Interest payment on the convertible debentures
The Company made cash interest payments up to July 15, 2009, and commenced paying interest on the convertible debentures in kind starting with the October 15, 2009 interest payment. As a result, additional convertible debentures with a face value of $3.4 million were issued on both October 15, 2009 and January 15, 2010. The Company intends to make interest payments in kind by the issuance of additional convertible debentures for the foreseeable future. At the Annual General Meeting in May 2010, the Company will seek approval from unitholders to make future interest payments in kind by the issuance of additional convertible debentures.
Property taxes
During 2009 the City of Campbell River increased its property tax rate on Class 7 managed forest lands. TimberWest filed a petition with the B.C. Supreme Court on June 9, 2009 to challenge this tax increase and a court hearing was held in September. TimberWest has paid the full assessed taxes of $1.2 million. On December 31, 2009, the British Columbia Supreme Court ruled in the Company’s favour and declared the tax was unlawfully levied by the City of Campbell River. Subsequent to the year end, the Company received a refund of over $1.0 million and will receive the remainder. The Company awaits the resetting of the 2009 property tax rate on Class 7 managed forests by the City of Campbell River.
Unit Distribution History
Since inception through 2008, TimberWest has distributed approximately $880 million to unitholders.
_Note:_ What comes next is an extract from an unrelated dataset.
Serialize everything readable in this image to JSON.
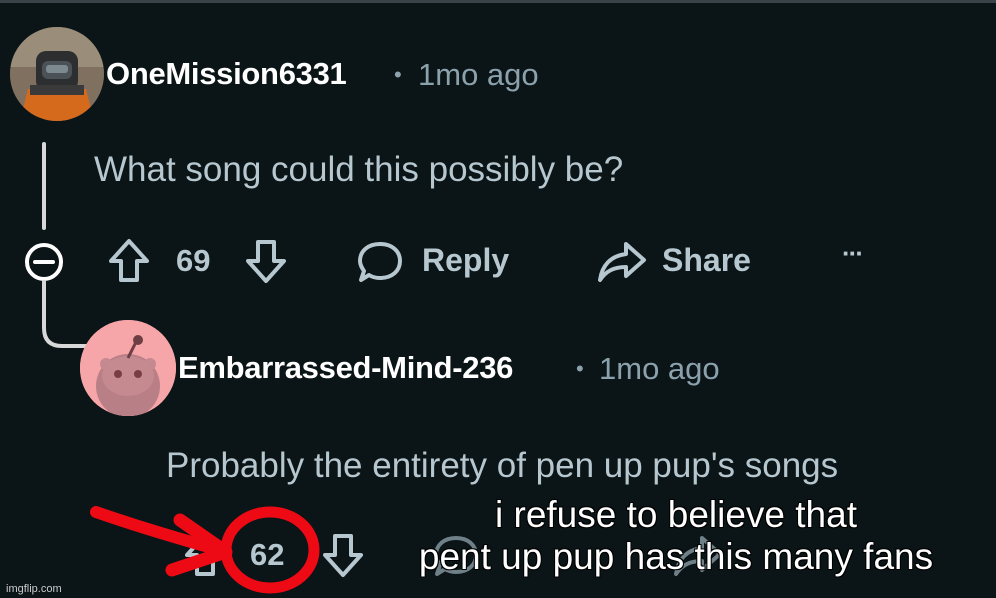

| 2009: | $31.5 million deferred, or $0.40 per unit |
| 2008: | $84.0 million distributed, or $1.08 per unit |
| 2007: | $83.6 million distributed, or $1.08 per unit |
| 2006: | $83.6 million distributed, or $1.08 per unit |
| 2005: | $83.1 million distributed, or $1.08 per unit |
| 2004: | $82.3 million distributed, or $1.08 per unit |
| 2003: | $82.1 million distributed, or $1.08 per unit |
| 2002: | $78.9 million distributed, or $1.08 per unit |
| 2001: | $69.9 million distributed, or $1.08 per unit |
| 2000: | $73.2 million distributed, or $1.08 per unit |
| 1999: | $75.0 million distributed, or $1.08 per unit |
| 1998: | $73.6 million distributed, or $1.06 per unit |
| 1997: | $11.1 million distributed, or $0.325 per unit |
*Distributable cash, earnings available for distribution and EBITDA are measures that do not have a standardized meaning prescribed by Canadian generally accepted accounting principles (GAAP) and may not be comparable to similar measures presented by other companies. Management believes that the presentation of this measure will enhance an investor's understanding of the Company's operating performance. A reconciliation of net earnings as determined in accordance with GAAP and these measures is provided in the Company's 2009 Annual Report.